Face The Truth (2005)


I never really liked Pavement. Sure, I'd always feign appreciation for them for fear of losing face in front of my peers (the other music snobs), but the truth is they didn't ever impress me. Their sound just felt too disjointed, their lyrics didn't feel original or earnest or insightful, and I can vaguely remember on my first listen thinking that the singer sounded like an irritating variation of Travis Morrison. Of course, now I know that that singer was Stephen Malkmus…and that by a large part of the indie community, he's seen as a genius. So I briefly thought about how much better Elliott Smith albums were than Smith's first band Heatmiser…and I decided a chance for redemption was in order.

Malkmus' third solo album Face The Truth certainly isn't quite on the level of anything Elliott Smith (or really even in the same area of sound), but quality, it certainly is. Apparently, since Pavement disbanded and the time after his other solo releases Malkmus made a very important discovery: the synthesizer. Imagine my surprise when instead of softly plucked guitar chords I was greeted with a bouncy piano synth and a crashing, mechanical drum roll.

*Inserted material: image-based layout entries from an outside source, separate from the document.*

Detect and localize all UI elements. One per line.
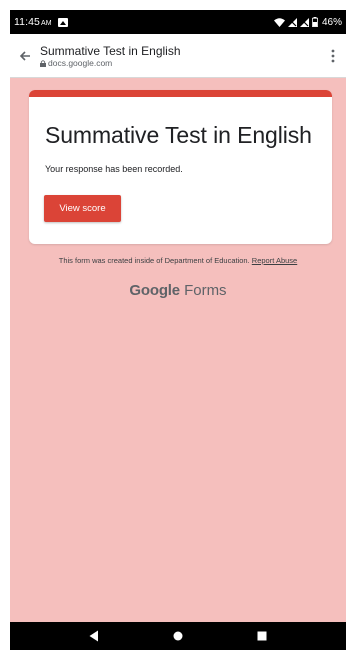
logo-google-word: Google <box>129 282 180 299</box>
status-icons: 46% <box>273 16 342 28</box>
view-score-button[interactable]: View score <box>44 195 121 222</box>
card-accent-bar <box>29 90 332 97</box>
google-forms-logo[interactable]: Google Forms <box>10 282 346 299</box>
image-notification-icon <box>57 17 68 27</box>
phone-screen: 11:45AM 46% Summative Test in English do… <box>10 10 346 650</box>
page-title: Summative Test in English <box>40 43 181 58</box>
logo-forms-word: Forms <box>184 282 227 299</box>
status-time: 11:45AM <box>14 16 52 28</box>
lock-icon <box>40 59 46 67</box>
battery-percent: 46% <box>321 16 342 28</box>
nav-home-button[interactable] <box>163 622 193 650</box>
no-signal-icon <box>287 17 297 27</box>
browser-toolbar: Summative Test in English docs.google.co… <box>10 34 346 78</box>
wifi-icon <box>273 17 285 27</box>
no-signal-icon-2 <box>299 17 309 27</box>
page-domain: docs.google.com <box>40 58 320 69</box>
form-title: Summative Test in English <box>45 122 312 148</box>
nav-recents-button[interactable] <box>247 622 277 650</box>
report-abuse-link[interactable]: Report Abuse <box>252 256 297 265</box>
form-footer: This form was created inside of Departme… <box>10 256 346 265</box>
more-options-button[interactable] <box>320 34 346 78</box>
response-recorded-message: Your response has been recorded. <box>45 164 183 174</box>
navigation-bar <box>10 622 346 650</box>
nav-home-circle-icon <box>173 631 183 641</box>
nav-recents-square-icon <box>257 631 267 641</box>
nav-back-triangle-icon <box>89 630 98 642</box>
back-button[interactable] <box>10 34 40 78</box>
back-arrow-icon <box>19 50 30 61</box>
battery-icon <box>312 17 318 27</box>
kebab-menu-icon <box>331 49 335 62</box>
created-inside-text: This form was created inside of Departme… <box>58 256 250 265</box>
nav-back-button[interactable] <box>79 622 109 650</box>
page-content: Summative Test in English Your response … <box>10 78 346 632</box>
confirmation-card: Summative Test in English Your response … <box>29 90 332 244</box>
url-area[interactable]: Summative Test in English docs.google.co… <box>40 43 320 69</box>
status-bar: 11:45AM 46% <box>10 10 346 34</box>
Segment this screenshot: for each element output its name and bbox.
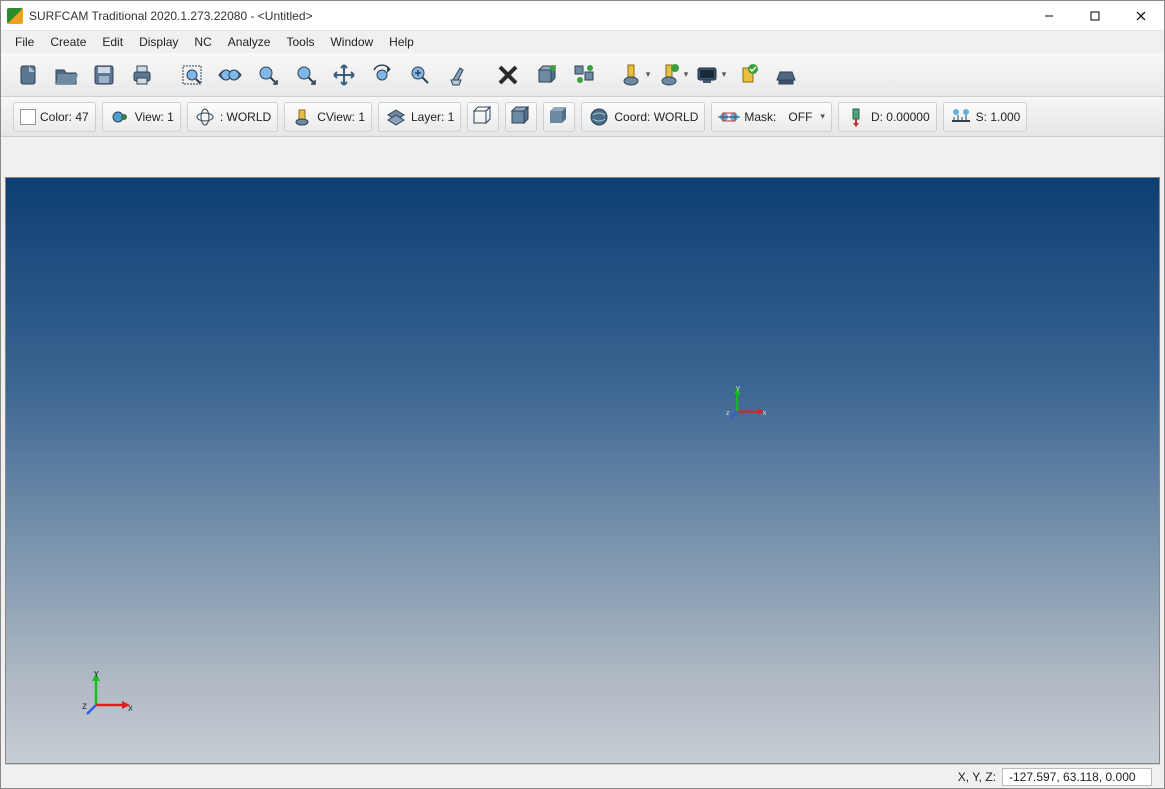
tool-yellow-button[interactable] [617,58,651,92]
menu-display[interactable]: Display [131,33,186,51]
status-xyz-value: -127.597, 63.118, 0.000 [1002,768,1152,786]
menu-analyze[interactable]: Analyze [220,33,279,51]
coord-label: Coord: WORLD [614,110,698,124]
verify-button[interactable] [731,58,765,92]
box-cut-button[interactable] [529,58,563,92]
machine-sim-button[interactable] [769,58,803,92]
color-label: Color: 47 [40,110,89,124]
svg-text:x: x [763,408,766,417]
world-label: : WORLD [220,110,271,124]
shaded-edges-button[interactable] [505,102,537,132]
save-file-button[interactable] [87,58,121,92]
svg-text:z: z [726,408,730,417]
menu-nc[interactable]: NC [186,33,219,51]
layer-label: Layer: 1 [411,110,454,124]
svg-text:Y: Y [736,386,741,393]
world-axis-icon [194,106,216,128]
mask-selector[interactable]: Mask: OFF ▾ [711,102,832,132]
menu-help[interactable]: Help [381,33,422,51]
svg-text:Y: Y [93,671,100,680]
mask-value: OFF [788,110,812,124]
window-title: SURFCAM Traditional 2020.1.273.22080 - <… [29,9,1026,23]
view-icon [109,106,131,128]
clean-button[interactable] [441,58,475,92]
wireframe-button[interactable] [467,102,499,132]
zoom-previous-button[interactable] [289,58,323,92]
zoom-window-button[interactable] [175,58,209,92]
delete-button[interactable] [491,58,525,92]
open-file-button[interactable] [49,58,83,92]
layer-icon [385,106,407,128]
toolbar-gap [1,137,1164,177]
print-button[interactable] [125,58,159,92]
zoom-dynamic-button[interactable] [213,58,247,92]
menu-edit[interactable]: Edit [94,33,131,51]
status-xyz-label: X, Y, Z: [958,770,996,784]
maximize-button[interactable] [1072,1,1118,31]
app-icon [7,8,23,24]
layer-selector[interactable]: Layer: 1 [378,102,461,132]
screen-icon-button[interactable] [693,58,727,92]
close-button[interactable] [1118,1,1164,31]
view-selector[interactable]: View: 1 [102,102,181,132]
scale-icon [950,106,972,128]
title-bar: SURFCAM Traditional 2020.1.273.22080 - <… [1,1,1164,31]
cview-selector[interactable]: CView: 1 [284,102,372,132]
window-controls [1026,1,1164,31]
mask-icon [718,106,740,128]
menu-create[interactable]: Create [42,33,94,51]
cview-icon [291,106,313,128]
menu-tools[interactable]: Tools [278,33,322,51]
status-bar: X, Y, Z: -127.597, 63.118, 0.000 [5,764,1160,788]
color-selector[interactable]: Color: 47 [13,102,96,132]
world-selector[interactable]: : WORLD [187,102,278,132]
coord-selector[interactable]: Coord: WORLD [581,102,705,132]
view-label: View: 1 [135,110,174,124]
d-label: D: 0.00000 [871,110,930,124]
menu-file[interactable]: File [7,33,42,51]
menu-window[interactable]: Window [322,33,381,51]
minimize-button[interactable] [1026,1,1072,31]
svg-text:x: x [128,703,132,714]
new-file-button[interactable] [11,58,45,92]
properties-bar: Color: 47 View: 1 : WORLD CView: 1 Layer… [1,97,1164,137]
zoom-extents-button[interactable] [403,58,437,92]
mask-label: Mask: [744,110,776,124]
pan-button[interactable] [327,58,361,92]
tool-green-button[interactable] [655,58,689,92]
cview-label: CView: 1 [317,110,365,124]
globe-icon [588,106,610,128]
s-label: S: 1.000 [976,110,1021,124]
s-value[interactable]: S: 1.000 [943,102,1028,132]
axis-triad-center: Y x z [726,386,766,424]
svg-text:z: z [82,701,87,712]
arrange-button[interactable] [567,58,601,92]
menu-bar: File Create Edit Display NC Analyze Tool… [1,31,1164,53]
d-value[interactable]: D: 0.00000 [838,102,937,132]
rotate-view-button[interactable] [365,58,399,92]
viewport-wrap: Y x z Y x z X, Y, Z: [1,177,1164,788]
viewport-3d[interactable]: Y x z Y x z [5,177,1160,764]
shaded-button[interactable] [543,102,575,132]
zoom-all-button[interactable] [251,58,285,92]
depth-icon [845,106,867,128]
axis-triad-corner: Y x z [82,671,132,719]
color-swatch [20,109,36,125]
main-toolbar [1,53,1164,97]
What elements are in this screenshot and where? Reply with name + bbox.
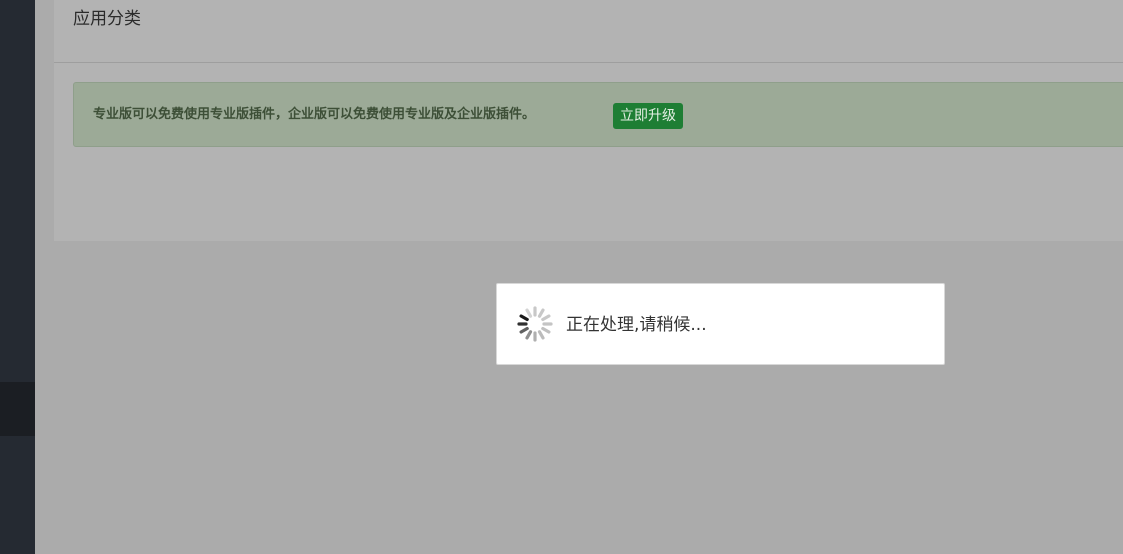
- alert-message: 专业版可以免费使用专业版插件，企业版可以免费使用专业版及企业版插件。: [93, 107, 536, 122]
- app-category-panel: 应用分类 专业版可以免费使用专业版插件，企业版可以免费使用专业版及企业版插件。 …: [54, 0, 1123, 241]
- loading-dialog: 正在处理,请稍候...: [496, 283, 945, 365]
- upgrade-alert: 专业版可以免费使用专业版插件，企业版可以免费使用专业版及企业版插件。 立即升级: [73, 82, 1123, 147]
- panel-header: 应用分类: [54, 0, 1123, 63]
- page-title: 应用分类: [73, 9, 141, 29]
- sidebar-active-item[interactable]: [0, 382, 35, 436]
- spinner-icon: [517, 306, 553, 342]
- upgrade-button[interactable]: 立即升级: [613, 103, 683, 129]
- sidebar: [0, 0, 35, 554]
- loading-message: 正在处理,请稍候...: [566, 315, 707, 335]
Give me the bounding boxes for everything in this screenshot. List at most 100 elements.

But don't pout and moan just yet; Malkmus hasn't converted all the way over to synth-pop. He still manages to throw a number of folk instruments (guitar, sitar, banjo and God knows what else…) into the mix. The diversity with the range of sounds gives us energized, danceable synth / electric guitar-mixed songs like the opener "Pencil Rot" and more deliberate tunes like "It Kills" and "Post-Paint Boy." While many artists before him relied on the traditional instruments on their solo releases, Malkmus' almost excessive use of the synthesizer makes Face The Truth all the more exciting.

Malkmus hasn't matured much lyrically since his Pavement days (surprising considering he's a father now) but this time around his boyish charms shine through. Face The Truth will have you admiring the orchestration just as much as it will have you admiring Malkmus' sometimes asinine delivery and his way with words. It's far from an instant classic (there's a few drag-along tracks in the middle of the disc), but if you've been following Malkmus throughout his career in music, chances are you'll dig Face The Truth too.